Visitors to the park may notice the abundant birdlife due to their bird songs. A few playful platypus live in the park. The rainforest on Mount Barney provides critical habitat for the plumiferus subspecies of the marbled frogmouth. This bird is listed as vulnerable.

==Recreation==
There are expansive views over the Border Ranges and Scenic Rim forests from the summit of Mount Barney. The mountain is an old bushwalking destination by Australian standards and more than 30 routes lead to the summits of its East and West peaks. The majority of routes are not maintained by the Queensland State government and therefore navigational skills are mandatory, especially for first time visitors. The most challenging routes up Mount Barney include Logan's Ridge and Short Leaning Ridge. Peasants or South Ridge is a better choice for less experienced climbers. Allow plenty of time for the ascent and descent, which require between eight and ten hours, depending on the route and level of fitness. Walkers need navigational and bushwalking skills and sound physical fitness. It is not unusual to meet climbers at all hours of the day and night, however prior knowledge of the area is required.

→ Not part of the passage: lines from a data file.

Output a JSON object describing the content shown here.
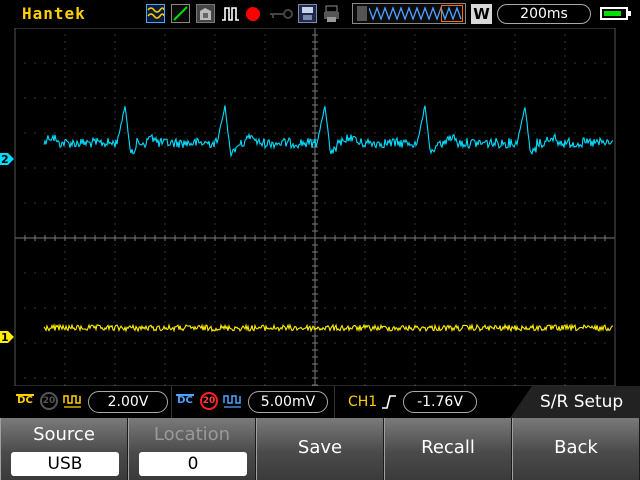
{
  "brand": "Hantek",
  "toolbar": {
    "icons": [
      "acquire-waveform-icon",
      "trigger-mode-icon",
      "persistence-icon",
      "pulse-icon",
      "record-icon",
      "key-icon",
      "save-disk-icon",
      "print-icon"
    ]
  },
  "timebase": "200ms",
  "run_badge": "W",
  "battery_level": 0.75,
  "channels": {
    "ch1": {
      "marker": "1",
      "color": "#ffee00",
      "coupling": "DC",
      "bw_limit": "20",
      "volts_div": "2.00V"
    },
    "ch2": {
      "marker": "2",
      "color": "#00dcff",
      "coupling": "DC",
      "bw_limit": "20",
      "volts_div": "5.00mV"
    }
  },
  "trigger": {
    "source": "CH1",
    "level": "-1.76V"
  },
  "menu": {
    "title": "S/R Setup",
    "buttons": [
      {
        "label": "Source",
        "value": "USB",
        "enabled": true
      },
      {
        "label": "Location",
        "value": "0",
        "enabled": false
      },
      {
        "label": "Save"
      },
      {
        "label": "Recall"
      },
      {
        "label": "Back"
      }
    ]
  }
}
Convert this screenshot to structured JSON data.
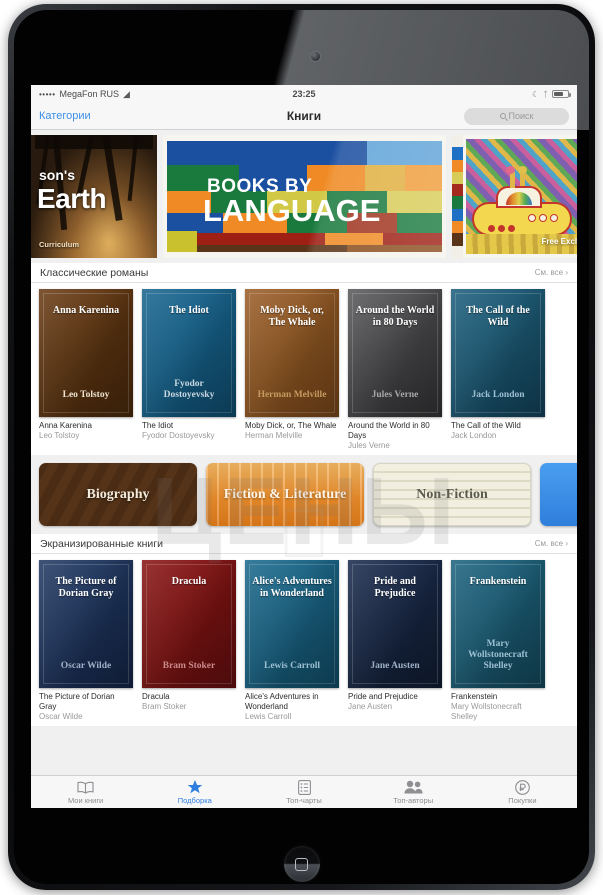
{
  "status_bar": {
    "signal_dots": "•••••",
    "carrier": "MegaFon RUS",
    "wifi_icon": "wifi-icon",
    "time": "23:25",
    "moon_icon": "do-not-disturb-icon",
    "bluetooth_icon": "bluetooth-icon",
    "battery_icon": "battery-icon"
  },
  "nav": {
    "back_label": "Категории",
    "title": "Книги",
    "search_placeholder": "Поиск"
  },
  "hero": [
    {
      "name": "earth-banner",
      "line1": "son's",
      "line2": "Earth",
      "line3": "Curriculum"
    },
    {
      "name": "books-by-language-banner",
      "line1": "BOOKS BY",
      "line2": "LANGUAGE"
    },
    {
      "name": "yellow-submarine-banner",
      "caption": "Free Exclu"
    }
  ],
  "sections": [
    {
      "title": "Классические романы",
      "more_label": "См. все ›",
      "books": [
        {
          "cover_title": "Anna Karenina",
          "cover_author": "Leo Tolstoy",
          "title": "Anna Karenina",
          "author": "Leo Tolstoy",
          "color": "cv-brown",
          "acolor": "au-cream"
        },
        {
          "cover_title": "The Idiot",
          "cover_author": "Fyodor Dostoyevsky",
          "title": "The Idiot",
          "author": "Fyodor Dostoyevsky",
          "color": "cv-blue",
          "acolor": "au-pale"
        },
        {
          "cover_title": "Moby Dick, or, The Whale",
          "cover_author": "Herman Melville",
          "title": "Moby Dick, or, The Whale",
          "author": "Herman Melville",
          "color": "cv-tan",
          "acolor": "au-tan"
        },
        {
          "cover_title": "Around the World in 80 Days",
          "cover_author": "Jules Verne",
          "title": "Around the World in 80 Days",
          "author": "Jules Verne",
          "color": "cv-gray",
          "acolor": "au-gray"
        },
        {
          "cover_title": "The Call of the Wild",
          "cover_author": "Jack London",
          "title": "The Call of the Wild",
          "author": "Jack London",
          "color": "cv-teal",
          "acolor": "au-lblue"
        }
      ]
    },
    {
      "title": "Экранизированные книги",
      "more_label": "См. все ›",
      "books": [
        {
          "cover_title": "The Picture of Dorian Gray",
          "cover_author": "Oscar Wilde",
          "title": "The Picture of Dorian Gray",
          "author": "Oscar Wilde",
          "color": "cv-navy",
          "acolor": "au-dust"
        },
        {
          "cover_title": "Dracula",
          "cover_author": "Bram Stoker",
          "title": "Dracula",
          "author": "Bram Stoker",
          "color": "cv-red",
          "acolor": "au-rose"
        },
        {
          "cover_title": "Alice's Adventures in Wonderland",
          "cover_author": "Lewis Carroll",
          "title": "Alice's Adventures in Wonderland",
          "author": "Lewis Carroll",
          "color": "cv-teal2",
          "acolor": "au-lblue"
        },
        {
          "cover_title": "Pride and Prejudice",
          "cover_author": "Jane Austen",
          "title": "Pride and Prejudice",
          "author": "Jane Austen",
          "color": "cv-dknavy",
          "acolor": "au-dust"
        },
        {
          "cover_title": "Frankenstein",
          "cover_author": "Mary Wollstonecraft Shelley",
          "title": "Frankenstein",
          "author": "Mary Wollstonecraft Shelley",
          "color": "cv-teal3",
          "acolor": "au-lblue"
        }
      ]
    }
  ],
  "categories": [
    {
      "label": "Biography",
      "style": "cat-1"
    },
    {
      "label": "Fiction & Literature",
      "style": "cat-2"
    },
    {
      "label": "Non-Fiction",
      "style": "cat-3"
    },
    {
      "label": "",
      "style": "cat-4"
    }
  ],
  "tabs": [
    {
      "label": "Мои книги",
      "icon": "open-book-icon",
      "selected": false
    },
    {
      "label": "Подборка",
      "icon": "star-icon",
      "selected": true
    },
    {
      "label": "Топ-чарты",
      "icon": "list-icon",
      "selected": false
    },
    {
      "label": "Топ-авторы",
      "icon": "people-icon",
      "selected": false
    },
    {
      "label": "Покупки",
      "icon": "ruble-circle-icon",
      "selected": false
    }
  ],
  "watermark": {
    "text": "ЦЕНЫ"
  },
  "colors": {
    "accent": "#2f7fe0",
    "link": "#3b8fe8",
    "bar": "#f7f7f7"
  }
}
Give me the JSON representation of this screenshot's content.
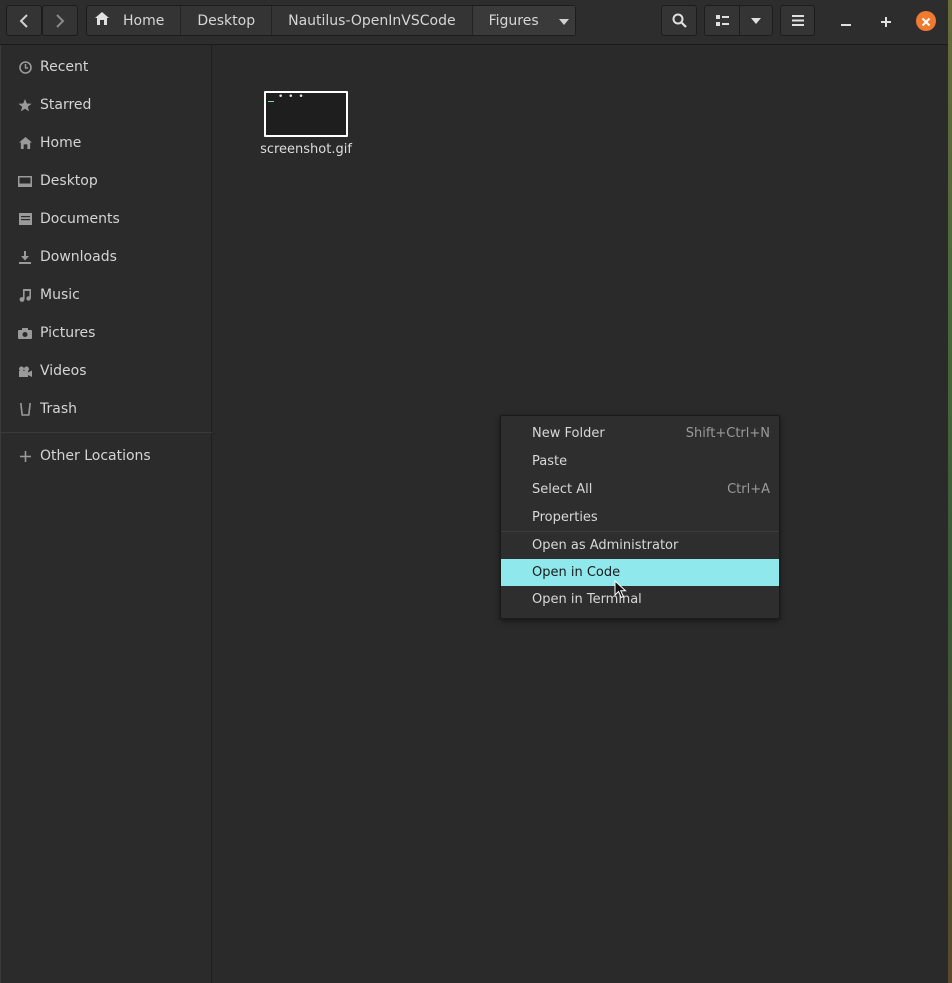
{
  "header": {
    "back_icon": "chevron-left-icon",
    "forward_icon": "chevron-right-icon",
    "breadcrumbs": [
      {
        "label": "Home",
        "icon": "home-icon"
      },
      {
        "label": "Desktop"
      },
      {
        "label": "Nautilus-OpenInVSCode"
      },
      {
        "label": "Figures",
        "current": true
      }
    ],
    "search_icon": "search-icon",
    "view_icon": "list-view-icon",
    "view_options_icon": "triangle-down-icon",
    "menu_icon": "hamburger-icon",
    "window_controls": [
      "minimize",
      "maximize",
      "close"
    ],
    "close_color": "#f07a30"
  },
  "sidebar": {
    "items": [
      {
        "label": "Recent",
        "icon": "clock-icon"
      },
      {
        "label": "Starred",
        "icon": "star-icon"
      },
      {
        "label": "Home",
        "icon": "home-icon"
      },
      {
        "label": "Desktop",
        "icon": "desktop-icon"
      },
      {
        "label": "Documents",
        "icon": "document-icon"
      },
      {
        "label": "Downloads",
        "icon": "download-icon"
      },
      {
        "label": "Music",
        "icon": "music-icon"
      },
      {
        "label": "Pictures",
        "icon": "camera-icon"
      },
      {
        "label": "Videos",
        "icon": "video-icon"
      },
      {
        "label": "Trash",
        "icon": "trash-icon"
      }
    ],
    "other_locations": {
      "label": "Other Locations",
      "icon": "plus-icon"
    }
  },
  "files": [
    {
      "name": "screenshot.gif"
    }
  ],
  "context_menu": {
    "items": [
      {
        "label": "New Folder",
        "shortcut": "Shift+Ctrl+N"
      },
      {
        "label": "Paste",
        "shortcut": ""
      },
      {
        "label": "Select All",
        "shortcut": "Ctrl+A"
      },
      {
        "label": "Properties",
        "shortcut": ""
      },
      {
        "label": "Open as Administrator",
        "shortcut": ""
      },
      {
        "label": "Open in Code",
        "shortcut": "",
        "highlighted": true
      },
      {
        "label": "Open in Terminal",
        "shortcut": ""
      }
    ],
    "highlight_color": "#8fe8ec"
  }
}
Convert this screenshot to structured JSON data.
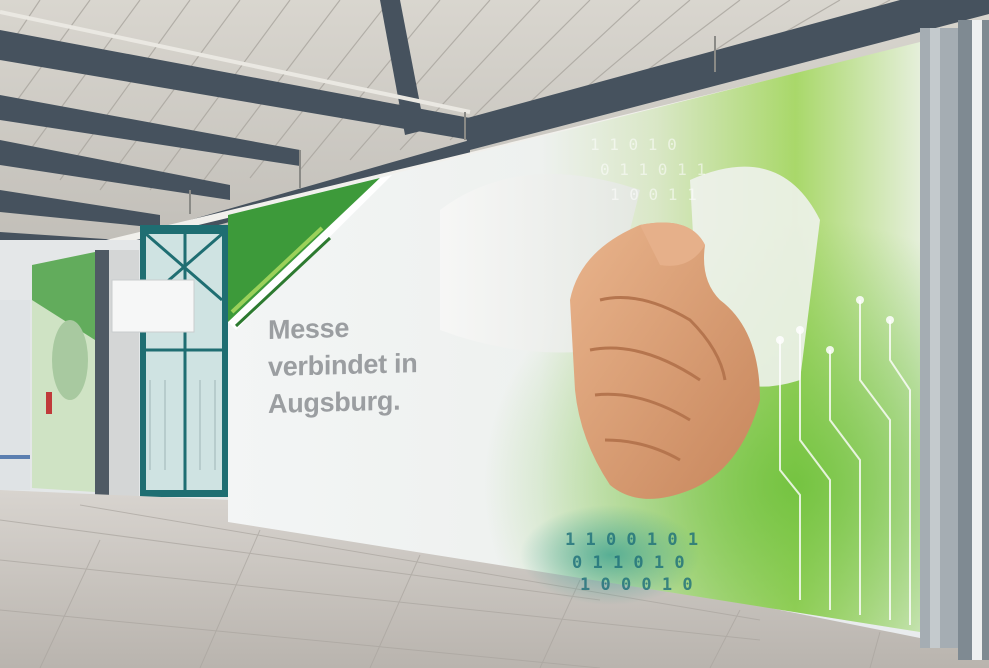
{
  "banner": {
    "headline_lines": [
      "Messe",
      "verbindet in",
      "Augsburg."
    ]
  },
  "colors": {
    "accent_green": "#3d9a3a",
    "light_green": "#9bd15a",
    "steel": "#46525e",
    "floor": "#c9c5c0"
  },
  "icons": [
    "handshake-image",
    "circuit-pattern",
    "binary-code-pattern"
  ]
}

A popular alternative to going up and down South Ridge is to ascend via South East Ridge and descend via South Ridge. Navigational equipment or local knowledge are required for this route. The benefit of ascending via South East Ridge is that the track incorporates the East Peak. From the East Peak the track drops down into the saddle area at the base of the West Peak. The West Peak can be incorporated into this walk at an additional 2 km (allow two hours).

There are a few Class 4 walks around the base of the mountain that don't involve as much navigation over terrain.

Nearby Mount Maroon is popular for rockclimbing. The first known climb to the summit of Mt Barney by a European was completed in 1828 by Captain Patrick Logan, by one of the hardest and most spectacular ridges on the mountain, named in his honour. Allan Cunningham and Charles Fraser were also in his company, however they did not reach the summit.